5Jenelle Marie Pierce

Jenelle Marie Pierce

Jenelle Marie Pierce is not only the spokesperson for dating site PositiveSingles.com, but she also founded TheSTDProject.com. She launched the latter almost seven years ago and hopes it helps break the stigma against STIs. “I have genital herpes (mine is HSV2), and I’ve also had HPV and scabies,” she tells Bustle. “Although there were a lot of resources discussing the clinical information about transmission, symptoms, and treatment, there were very few people talking publicly about having an STI and what that’s like.” So, she started TheSTDProject.com. Over the years, it has grown into much more than its initial website. Now, it receives a little over 200,000 views per month and includes 12 websites, a podcast, and a YouTube channel.

“My goal is to empower our readers and listeners to find the resources that serve them and support them best so that they can become their own advocates,” she says. “I think what makes The STD Project powerful is the personal stories — mine and those of others — because everyone is not going to relate to one person or one person’s experience, but when you have hundreds of stories, all with a common theme, people are able to see themselves through someone else’s shared experience.”

She hopes that the more stories are shared, the more people begin to understand and accept that an STI is not as tragic as society leads people to believe, she says. “I felt as though the stigma would never get better if I didn’t talk about how hard it had been for me and how I dealt with it, while also providing a safe space for others to share their perspectives.”

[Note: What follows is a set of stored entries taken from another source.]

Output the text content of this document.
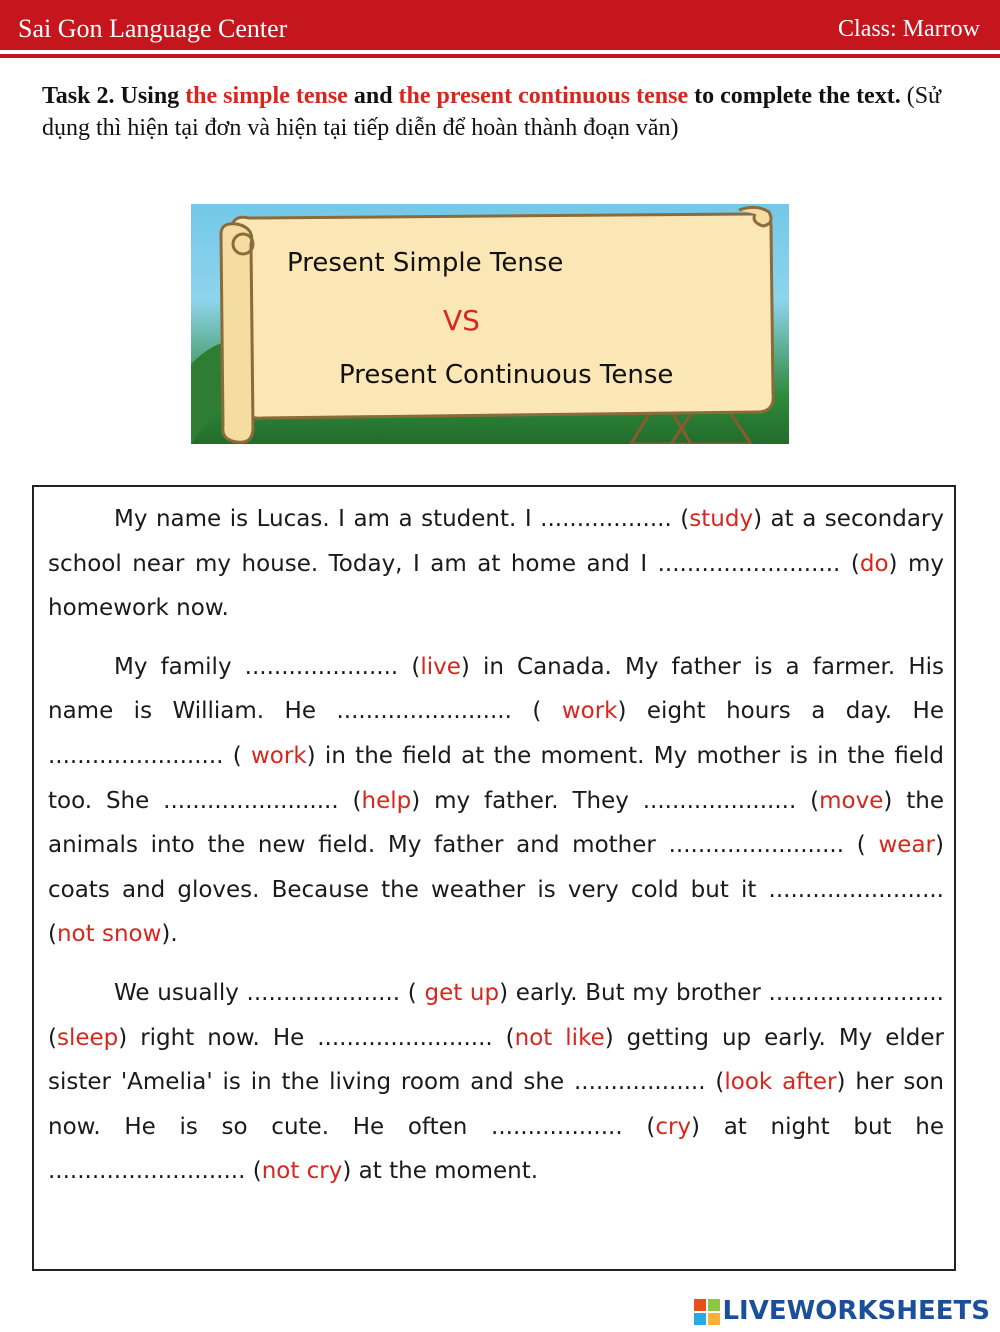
Sai Gon Language Center	Class: Marrow
Task 2. Using the simple tense and the present continuous tense to complete the text. (Sử dụng thì hiện tại đơn và hiện tại tiếp diễn để hoàn thành đoạn văn)
Present Simple Tense
VS
Present Continuous Tense

My name is Lucas. I am a student. I .................. (study) at a secondary school near my house. Today, I am at home and I ......................... (do) my homework now.

My family ..................... (live) in Canada. My father is a farmer. His name is William. He ........................ ( work) eight hours a day. He ........................ ( work) in the field at the moment. My mother is in the field too. She ........................ (help) my father. They ..................... (move) the animals into the new field. My father and mother ........................ ( wear) coats and gloves. Because the weather is very cold but it ........................ (not snow).

We usually ..................... ( get up) early. But my brother ........................ (sleep) right now. He ........................ (not like) getting up early. My elder sister 'Amelia' is in the living room and she .................. (look after) her son now. He is so cute. He often .................. (cry) at night but he ........................... (not cry) at the moment.

LIVEWORKSHEETS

As the spokesperson for PositiveSingles.com for the past few years, she says the site offers more than just dating — it's a supportive community too. “What Positive Singles does well is allow for members to post journal entries, ask questions about symptoms and treatment, and connect with folks who have had similar experiences,” Pierce says.

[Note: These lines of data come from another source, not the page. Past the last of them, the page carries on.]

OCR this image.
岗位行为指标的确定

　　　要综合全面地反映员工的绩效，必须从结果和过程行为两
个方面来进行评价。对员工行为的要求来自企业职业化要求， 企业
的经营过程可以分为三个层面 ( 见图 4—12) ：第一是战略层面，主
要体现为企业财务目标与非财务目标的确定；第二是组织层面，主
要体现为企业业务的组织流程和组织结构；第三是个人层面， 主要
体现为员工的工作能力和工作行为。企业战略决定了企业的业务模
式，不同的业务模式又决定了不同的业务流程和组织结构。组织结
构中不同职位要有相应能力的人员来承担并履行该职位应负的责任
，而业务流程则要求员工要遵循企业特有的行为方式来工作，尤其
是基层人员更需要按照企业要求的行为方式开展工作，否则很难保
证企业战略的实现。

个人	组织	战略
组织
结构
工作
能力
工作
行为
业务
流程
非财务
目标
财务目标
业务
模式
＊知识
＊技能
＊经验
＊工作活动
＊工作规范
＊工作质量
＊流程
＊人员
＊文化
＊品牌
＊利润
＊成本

The number one question she hears after someone is newly diagnosed is, “How am I going to tell a new partner that I have _ infection?” “And even though we walk folks through how to approach disclosure without losing your mind, it can feel like an utterly terrifying thing to have to do,” Pierce says. “While I’ll be the first to say that someone who has an STI doesn’t have to only date people with the same STI, it’s a good way to get your feet wet after a diagnosis.”

Once someone has had an STI for a while, they usually venture back into more traditional dating apps, she says. “Once they’ve realized that they’re the same person they were before, and they still have game, their confidence is restored," she says. "A lot of folks have found partners through the app, but some of our success stories are about how people have met friends who’ve also struggled with stigma and found support groups as well — things they wouldn’t have known about or known how to access if they hadn’t signed up.”

As you can see, the five people above are strong advocates for living your best life, STI or not, and are definitely worth following.